Let it come, as it will, and don't
be afraid. God does not leave us
comfortless, so let evening come.


-- Jane Kenyon (1947-1995). from Let Evening Come (1990)

Friday, February 2, 2018

Thinking of a Friend at Night


In this evil year, autumn comes early...
I walk by night in the field, alone, the rain clatters,
The wind on my hat...And you? And you, my friend? 

You are standing- maybe- and seeing the sickle moon
Move in a small arc over the forests
And bivouac fire, red in the black valley.
You are lying- maybe- in a straw field and sleeping
And dew falls cold on your forehead and battle jacket.

It's possible tonight you're on horseback,
The farthest outpost, peering along, with a gun in your fist,
Smiling, whispering, to your exhausted horse.
Maybe- I keep imagining- you are spending the night
As a guest in a strange castle with a park
And writing a letter by candlelight, and tapping
On the piano keys by the window,
Groping for a sound...

- And maybe
You are already silent, already dead, and the day
Will shine no longer into your beloved
Serious eyes, and your beloved brown hand hangs wilted,
And your white forehead split open- Oh, if only,
If only, just once, that last day, I had shown you, told you
Something of my love, that was too timid to speak! 

But you know me, you know...and, smiling, you nod
Tonight in front of your strange castle,
And you nod to your horse in the drenched forest,
And you nod to your sleep to your harsh clutter of straw,
And think about me, and smile.
And maybe,
Maybe some day you will come back from the war,
and take a walk with me some evening,
And somebody will talk about Longwy, Luttich, Dammerkirch,
And smile gravely, and everything will be as before,
And no one will speak a word of his worry,
Of his worry and tenderness by night in the field,
Of his love. And with a single joke
You will frighten away the worry, the war, the uneasy nights,
The summer lightning of shy human friendship,
Into the cool past that will never come back.


-- Hermann Hesse (1877-1962), from Poems, 1970  (translated by James Wright)
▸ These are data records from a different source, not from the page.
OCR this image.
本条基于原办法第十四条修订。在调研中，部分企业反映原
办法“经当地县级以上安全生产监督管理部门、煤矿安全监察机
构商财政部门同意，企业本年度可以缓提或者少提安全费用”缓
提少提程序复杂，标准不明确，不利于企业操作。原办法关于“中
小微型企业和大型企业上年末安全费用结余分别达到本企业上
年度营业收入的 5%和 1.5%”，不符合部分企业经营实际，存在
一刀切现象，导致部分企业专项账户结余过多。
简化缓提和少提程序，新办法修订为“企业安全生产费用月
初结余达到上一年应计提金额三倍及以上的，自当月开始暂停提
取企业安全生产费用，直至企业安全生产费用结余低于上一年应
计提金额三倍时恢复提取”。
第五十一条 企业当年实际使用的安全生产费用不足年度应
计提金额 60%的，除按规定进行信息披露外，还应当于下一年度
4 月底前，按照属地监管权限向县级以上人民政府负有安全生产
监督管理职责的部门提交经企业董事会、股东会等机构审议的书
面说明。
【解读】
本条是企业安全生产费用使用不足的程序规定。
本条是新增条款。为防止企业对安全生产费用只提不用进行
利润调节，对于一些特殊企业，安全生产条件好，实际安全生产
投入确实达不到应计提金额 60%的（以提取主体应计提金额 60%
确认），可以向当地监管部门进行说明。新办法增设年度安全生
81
Photo: Lt. Col Hermann Hesse of the Cheshire Regiment in World War I from https://diversenarratives.com/2015/01/27/lt-colonel-hermann-hesse/

Thursday, February 1, 2018

For the interim time

When near the end of day, life has drained
Out of light, and it is too soon
For the mind of night to have darkened things,

No place looks like itself, loss of outline
Makes everything look strangely in-between,
Unsure of what has been, or what might come. 

In this wan light, even trees seem groundless.
In a while it will be night, but nothing
Here seems TO believe the relief of dark.

You are in this time of the interim
Where everything seems withheld.

The path you took to get here has washed out;
The way forward is still concealed from you.

"The old is not old enough to have died away;
The new is still too young to be born."

You cannot lay claim to anything;
In this place of dusk,
Your eyes are blurred;
And there is no mirror.

Everyone else has lost sight of your heart
And you can see nowhere to put your trust;
You know you have to make your own way through.

As far as you can, hold your confidence.
Do not allow your confusion to squander
This call which is loosening
Your roots in false ground,
That you might come free
From all you have outgrown.

What is being transfigured here is your mind,
And it is difficult and slow to become new.
The more faithfully you can endure here,
The more refined your heart will become
For your arrival in the new dawn.

-- John O'Donohue (1956-2008), from To Bless the Space Between Us: A Book of Blessings, 2008

Evening Winter light at St. Martin's Episcopal Church, Ellisville



Hearth Keeper Prayer


Brigid of the Mantle, encompass us,
Lady of the Lambs, protect us,
Keeper of the Hearth, kindle us.
Beneath your mantle, gather us,
And restore us to memory.
Mothers of our mother, Foremothers strong.
Guide our hands in yours,
Remind us how to kindle the hearth.
To keep it bright, to preserve the flame.
Your hands upon ours, Our hands within yours,
To kindle the light, Both day and night.
The Mantle of Brigid about us,
The Memory of Brigid within us,
The Protection of Brigid keeping us
From harm, from ignorance, from heartlessness.
This day and night,
From dawn till dark,
From dark till dawn.

-- From the Order of St. Brigid of Kildare (453-525), one of the patron saints of Ireland. Her feast day is today, February 1.